The Mindscape Of Alan Moore (Disinformation/Koch, 2003) D: Dez Vylenz, w/ Alan Moore. Rating: NNNN; DVD package: NNNN
Next year's big-hype superhero movie, Watchmen, comes from the graphic novels of Alan Moore. So did From Hell, V For Vendetta and The League Of Extraordinary Gentlemen. The movies vary in quality; the graphic novels are brilliant. Watchmen is a complex, morally ambiguous, character-driven piece long on intimate moments and short on splashy set pieces. The movie probably won't do it justice.
Moore's world view is as rich as his novels. This documentary covers his no-hope English childhood, moves through a view of his own work and all art as magic - meaning that art, like magic, attempts to effect changes in consciousness - and expands that to the cultural impact of the accelerating growth of information.
Along the way, Moore has a lot to say about his work, comics, movies, erotica, the shape of society and human transformation.
It's stimulating stuff, and Moore has the seeming artlessness of the skilled storyteller.
Behind the author's talking head and often replacing it, director Dez Vylenz goes for atmospheric images and graphics and occasional illustrations from Moore's comics. Despite a little micro-budget clunkiness, this works well to illuminate the ideas, create structure and provide a sense of forward motion.

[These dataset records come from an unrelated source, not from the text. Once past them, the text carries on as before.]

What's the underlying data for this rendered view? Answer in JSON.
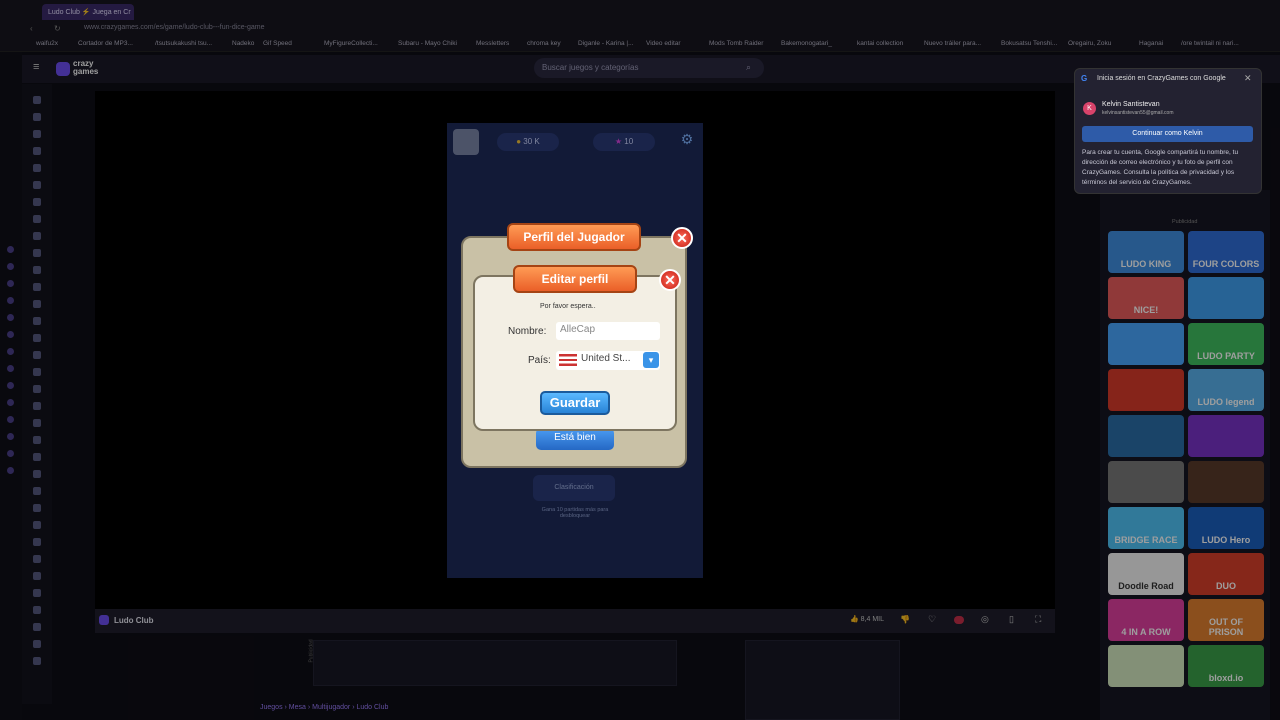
{
  "browser": {
    "tab_title": "Ludo Club ⚡ Juega en Cr",
    "url": "www.crazygames.com/es/game/ludo-club---fun-dice-game",
    "bookmarks": [
      "waifu2x",
      "Cortador de MP3...",
      "/tsutsukakushi tsu...",
      "Nadeko",
      "Gif Speed",
      "MyFigureCollecti...",
      "Subaru - Mayo Chiki",
      "Messletters",
      "chroma key",
      "Diganle - Karina |...",
      "Video editar",
      "Mods Tomb Raider",
      "Bakemonogatari_",
      "kantai collection",
      "Nuevo tráiler para...",
      "Bokusatsu Tenshi...",
      "Oregairu, Zoku",
      "Haganai",
      "/ore twintail ni nari..."
    ]
  },
  "site": {
    "logo_line1": "crazy",
    "logo_line2": "games",
    "search_placeholder": "Buscar juegos y categorías",
    "game_title": "Ludo Club",
    "likes": "8,4 MIL",
    "breadcrumb": "Juegos › Mesa › Multijugador › Ludo Club",
    "ads_label": "Publicidad"
  },
  "game_hud": {
    "coins": "30 K",
    "gems": "10"
  },
  "dialog": {
    "profile_title": "Perfil del Jugador",
    "edit_title": "Editar perfil",
    "wait_text": "Por favor espera..",
    "name_label": "Nombre:",
    "name_value": "AlleCap",
    "country_label": "País:",
    "country_value": "United St...",
    "save_label": "Guardar",
    "ok_label": "Está bien",
    "leaderboard_label": "Clasificación",
    "leaderboard_hint": "Gana 10 partidas más para desbloquear"
  },
  "google_popup": {
    "title": "Inicia sesión en CrazyGames con Google",
    "user_name": "Kelvin Santistevan",
    "user_email": "kelvinsantistevan55@gmail.com",
    "continue_label": "Continuar como Kelvin",
    "info": "Para crear tu cuenta, Google compartirá tu nombre, tu dirección de correo electrónico y tu foto de perfil con CrazyGames. Consulta la política de privacidad y los términos del servicio de CrazyGames."
  },
  "sidebar_games": [
    {
      "label": "LUDO KING",
      "color": "#3f8fe0"
    },
    {
      "label": "FOUR COLORS",
      "color": "#2f6fd8"
    },
    {
      "label": "NICE!",
      "color": "#e85c5c"
    },
    {
      "label": "",
      "color": "#3fa0f0"
    },
    {
      "label": "",
      "color": "#4aa6ff"
    },
    {
      "label": "LUDO PARTY",
      "color": "#3fbf5f"
    },
    {
      "label": "",
      "color": "#d83a2a"
    },
    {
      "label": "LUDO legend",
      "color": "#5ab2ee"
    },
    {
      "label": "",
      "color": "#2a6fa8"
    },
    {
      "label": "",
      "color": "#7a32c8"
    },
    {
      "label": "",
      "color": "#7a7a7a"
    },
    {
      "label": "",
      "color": "#5a3a2a"
    },
    {
      "label": "BRIDGE RACE",
      "color": "#4fc3f7"
    },
    {
      "label": "LUDO Hero",
      "color": "#1b5fbf"
    },
    {
      "label": "Doodle Road",
      "color": "#f4f4f4"
    },
    {
      "label": "DUO",
      "color": "#d8402a"
    },
    {
      "label": "4 IN A ROW",
      "color": "#e040a0"
    },
    {
      "label": "OUT OF PRISON",
      "color": "#e08030"
    },
    {
      "label": "",
      "color": "#d4e8c0"
    },
    {
      "label": "bloxd.io",
      "color": "#3aa04a"
    }
  ]
}
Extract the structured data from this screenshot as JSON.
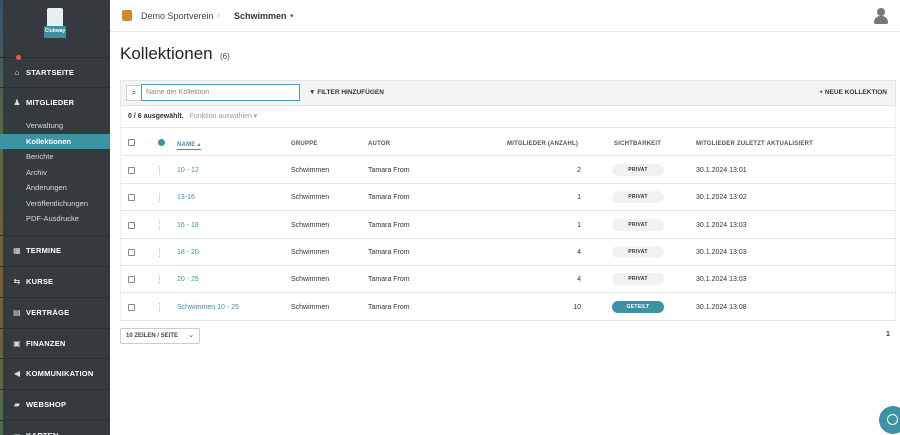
{
  "sidebar": {
    "brand": "Clubway",
    "sections": [
      {
        "label": "STARTSEITE",
        "icon": "home-icon",
        "glyph": "⌂"
      },
      {
        "label": "MITGLIEDER",
        "icon": "user-icon",
        "glyph": "♟"
      },
      {
        "label": "TERMINE",
        "icon": "calendar-icon",
        "glyph": "▦"
      },
      {
        "label": "KURSE",
        "icon": "course-icon",
        "glyph": "⇆"
      },
      {
        "label": "VERTRÄGE",
        "icon": "contract-icon",
        "glyph": "▤"
      },
      {
        "label": "FINANZEN",
        "icon": "finance-icon",
        "glyph": "▣"
      },
      {
        "label": "KOMMUNIKATION",
        "icon": "megaphone-icon",
        "glyph": "◀"
      },
      {
        "label": "WEBSHOP",
        "icon": "cart-icon",
        "glyph": "▰"
      },
      {
        "label": "KARTEN",
        "icon": "card-icon",
        "glyph": "▭"
      }
    ],
    "members_sub": [
      {
        "label": "Verwaltung",
        "active": false
      },
      {
        "label": "Kollektionen",
        "active": true
      },
      {
        "label": "Berichte",
        "active": false
      },
      {
        "label": "Archiv",
        "active": false
      },
      {
        "label": "Änderungen",
        "active": false
      },
      {
        "label": "Veröffentlichungen",
        "active": false
      },
      {
        "label": "PDF-Ausdrucke",
        "active": false
      }
    ]
  },
  "topbar": {
    "club": "Demo Sportverein",
    "separator": "›",
    "section": "Schwimmen",
    "caret": "▾"
  },
  "page": {
    "title": "Kollektionen",
    "count": "(6)"
  },
  "toolbar": {
    "search_icon": "⌕",
    "search_placeholder": "Name der Kollektion",
    "filter_label": "FILTER HINZUFÜGEN",
    "new_label": "NEUE KOLLEKTION"
  },
  "selection": {
    "count": "0 / 6 ausgewählt.",
    "function": "Funktion auswählen ▾"
  },
  "table": {
    "headers": {
      "name": "NAME ▴",
      "group": "GRUPPE",
      "author": "AUTOR",
      "members": "MITGLIEDER (ANZAHL)",
      "visibility": "SICHTBARKEIT",
      "updated": "MITGLIEDER ZULETZT AKTUALISIERT"
    },
    "rows": [
      {
        "name": "10 - 12",
        "group": "Schwimmen",
        "author": "Tamara From",
        "members": "2",
        "visibility": "PRIVAT",
        "updated": "30.1.2024 13:01"
      },
      {
        "name": "13-16",
        "group": "Schwimmen",
        "author": "Tamara From",
        "members": "1",
        "visibility": "PRIVAT",
        "updated": "30.1.2024 13:02"
      },
      {
        "name": "16 - 18",
        "group": "Schwimmen",
        "author": "Tamara From",
        "members": "1",
        "visibility": "PRIVAT",
        "updated": "30.1.2024 13:03"
      },
      {
        "name": "18 - 20",
        "group": "Schwimmen",
        "author": "Tamara From",
        "members": "4",
        "visibility": "PRIVAT",
        "updated": "30.1.2024 13:03"
      },
      {
        "name": "20 - 25",
        "group": "Schwimmen",
        "author": "Tamara From",
        "members": "4",
        "visibility": "PRIVAT",
        "updated": "30.1.2024 13:03"
      },
      {
        "name": "Schwimmen 10 - 25",
        "group": "Schwimmen",
        "author": "Tamara From",
        "members": "10",
        "visibility": "GETEILT",
        "updated": "30.1.2024 13:08"
      }
    ]
  },
  "pagination": {
    "rows_per_page": "10 ZEILEN / SEITE",
    "current_page": "1"
  }
}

The extensive illustrator interviews on disc two provide fascinating insight into creative minds and lift the package into an exploration of creativity that goes well beyond a simple portrait of an interesting man.
EXTRAS Disc one: Selected-scene director commentary; Easter egg (at end of chapters menu); making-of doc; director, FX artist and composer interviews. Widescreen. English, French, Spanish, Portuguese subtitles. Disc two: Interviews with five Moore collaborators and one comics historian. Widescreen. Essay booklet.